Il paradigma dominante ha costantemente alzato l’asticella di ciò che è considerato necessario per una vita soddisfacente. E qual è stato il risultato? Per molti, una sorta di insoddisfazione esistenziale.  

È qui che il concetto di spiritualità nel suo senso più ampio diventa fondamentale, anche nel contesto urbano più secolare e concreto. Una spiritualità che riguarda il bisogno fondamentale delle persone di sentirsi radicate in qualcosa che trascende il semplice valore monetario e il possesso materiale. Secondo lo scrittore, agricoltore e attivista Wendell Berry, il radicamento si trova nell’intimità con il luogo, nell’impegno verso la comunità e nella gestione responsabile della terra. 

Nel contesto urbano, ciò si traduce nella resistenza alla definizione consumistica del sé e nella ricerca di un significato in ciò che è duraturo, non monetizzabile e comune. Lo vediamo nella persistenza dei mercati informali e degli spazi condivisi, nei rituali e nelle pratiche sacre che continuano “sotto il cavalcavia, accanto al tempio”. 

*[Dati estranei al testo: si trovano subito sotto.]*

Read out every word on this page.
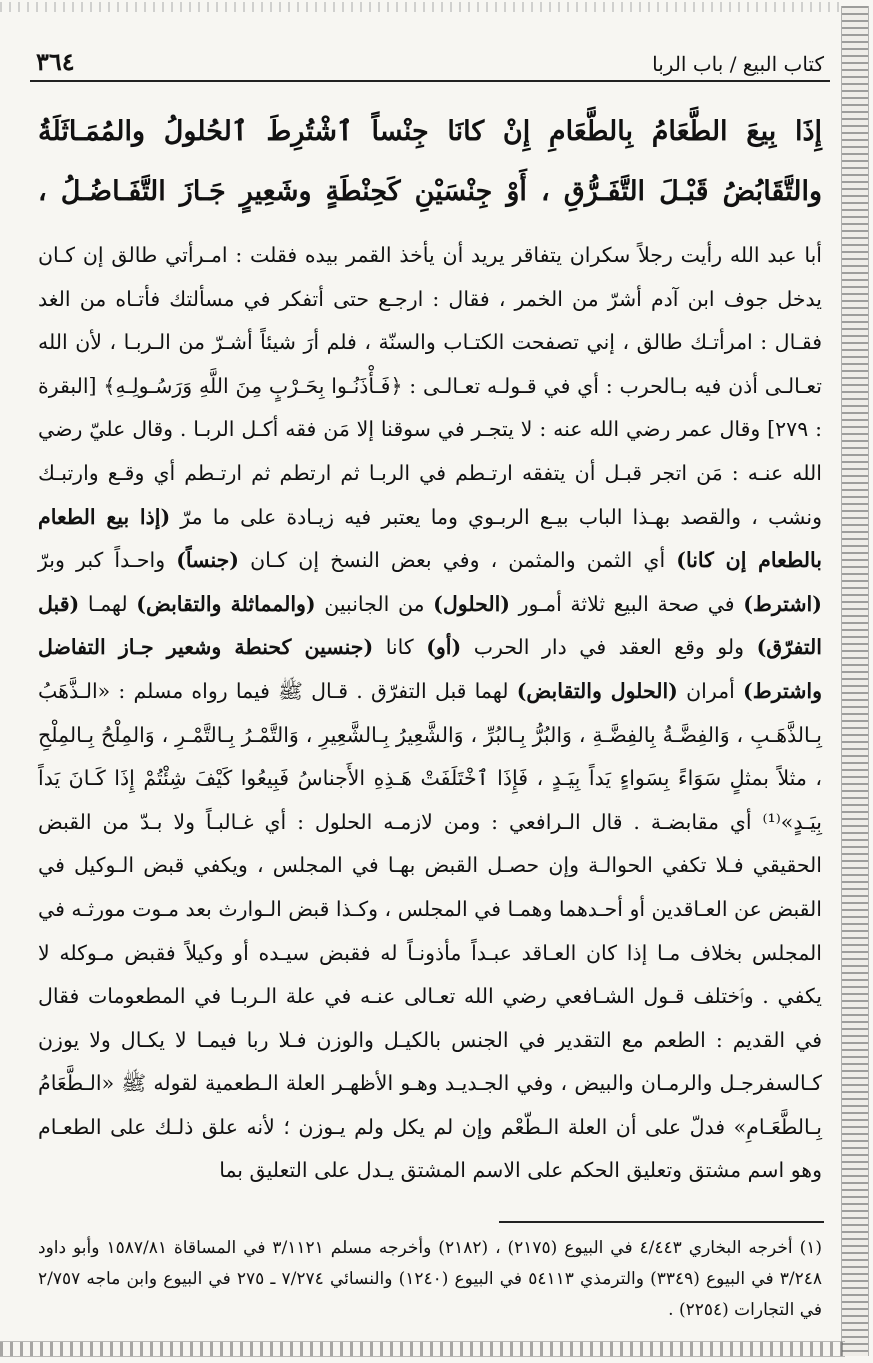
كتاب البيع / باب الربا
٣٦٤
إِذَا بِيعَ الطَّعَامُ بِالطَّعَامِ إِنْ كانَا جِنْساً ٱشْتُرِطَ ٱلحُلولُ والمُمَـاثَلَةُ والتَّقَابُضُ قَبْـلَ التَّفَـرُّقِ ، أَوْ جِنْسَيْنِ كَحِنْطَةٍ وشَعِيرٍ جَـازَ التَّفَـاضُـلُ ،

أبا عبد الله رأيت رجلاً سكران يتفاقر يريد أن يأخذ القمر بيده فقلت : امـرأتي طالق إن كـان يدخل جوف ابن آدم أشرّ من الخمر ، فقال : ارجـع حتى أتفكر في مسألتك فأتـاه من الغد فقـال : امرأتـك طالق ، إني تصفحت الكتـاب والسنّة ، فلم أرَ شيئاً أشـرّ من الـربـا ، لأن الله تعـالـى أذن فيه بـالحرب : أي في قـولـه تعـالـى : ﴿فَـأْذَنُـوا بِحَـرْبٍ مِنَ اللَّهِ وَرَسُـولِـهِ﴾ [البقرة : ٢٧٩] وقال عمر رضي الله عنه : لا يتجـر في سوقنا إلا مَن فقه أكـل الربـا . وقال عليّ رضي الله عنـه : مَن اتجر قبـل أن يتفقه ارتـطم في الربـا ثم ارتطم ثم ارتـطم أي وقـع وارتبـك ونشب ، والقصد بهـذا الباب بيـع الربـوي وما يعتبر فيه زيـادة على ما مرّ (إذا بيع الطعام بالطعام إن كانا) أي الثمن والمثمن ، وفي بعض النسخ إن كـان (جنساً) واحـداً كبر وبرّ (اشترط) في صحة البيع ثلاثة أمـور (الحلول) من الجانبين (والمماثلة والتقابض) لهمـا (قبل التفرّق) ولو وقع العقد في دار الحرب (أو) كانا (جنسين كحنطة وشعير جـاز التفاضل واشترط) أمران (الحلول والتقابض) لهما قبل التفرّق . قـال ﷺ فيما رواه مسلم : «الـذَّهَبُ بِـالذَّهَـبِ ، وَالفِضَّـةُ بِالفِضَّـةِ ، وَالبُرُّ بِـالبُرِّ ، وَالشَّعِيرُ بِـالشَّعِيرِ ، وَالتَّمْـرُ بِـالتَّمْـرِ ، وَالمِلْحُ بِـالمِلْحِ ، مثلاً بمثلٍ سَوَاءً بِسَواءٍ يَداً بِيَـدٍ ، فَإِذَا ٱخْتَلَفَتْ هَـذِهِ الأَجناسُ فَبِيعُوا كَيْفَ شِئْتُمْ إِذَا كَـانَ يَداً بِيَـدٍ»⁽¹⁾ أي مقابضـة . قال الـرافعي : ومن لازمـه الحلول : أي غـالبـاً ولا بـدّ من القبض الحقيقي فـلا تكفي الحوالـة وإن حصـل القبض بهـا في المجلس ، ويكفي قبض الـوكيل في القبض عن العـاقدين أو أحـدهما وهمـا في المجلس ، وكـذا قبض الـوارث بعد مـوت مورثـه في المجلس بخلاف مـا إذا كان العـاقد عبـداً مأذونـاً له فقبض سيـده أو وكيلاً فقبض مـوكله لا يكفي . وٱختلف قـول الشـافعي رضي الله تعـالى عنـه في علة الـربـا في المطعومات فقال في القديم : الطعم مع التقدير في الجنس بالكيـل والوزن فـلا ربا فيمـا لا يكـال ولا يوزن كـالسفرجـل والرمـان والبيض ، وفي الجـديـد وهـو الأظهـر العلة الـطعمية لقوله ﷺ «الـطَّعَامُ بِـالطَّعَـامِ» فدلّ على أن العلة الـطّعْم وإن لم يكل ولم يـوزن ؛ لأنه علق ذلـك على الطعـام وهو اسم مشتق وتعليق الحكم على الاسم المشتق يـدل على التعليق بما

(١) أخرجه البخاري ٤/٤٤٣ في البيوع (٢١٧٥) ، (٢١٨٢) وأخرجه مسلم ٣/١١٢١ في المساقاة ١٥٨٧/٨١ وأبو داود ٣/٢٤٨ في البيوع (٣٣٤٩) والترمذي ٥٤١١٣ في البيوع (١٢٤٠) والنسائي ٧/٢٧٤ ـ ٢٧٥ في البيوع وابن ماجه ٢/٧٥٧ في التجارات (٢٢٥٤) .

Questi legami umani duraturi e l’attaccamento al luogo sono le ancore spirituali contro la logica senza luogo del capitale globale. Dimostrano che il significato si costruisce attraverso la storia condivisa e le relazioni radicate, qualcosa che il consumo passivo di tecnologie ottimizzate non può offrire. 

Troppo spesso le persone vengono trattate come dati su un foglio di calcolo, come vittime bisognose di soccorso o come “beni” usa e getta. Non esiste uno sviluppo neutrale. L’unica domanda è se continuerà a servire gli interessi dei potenti.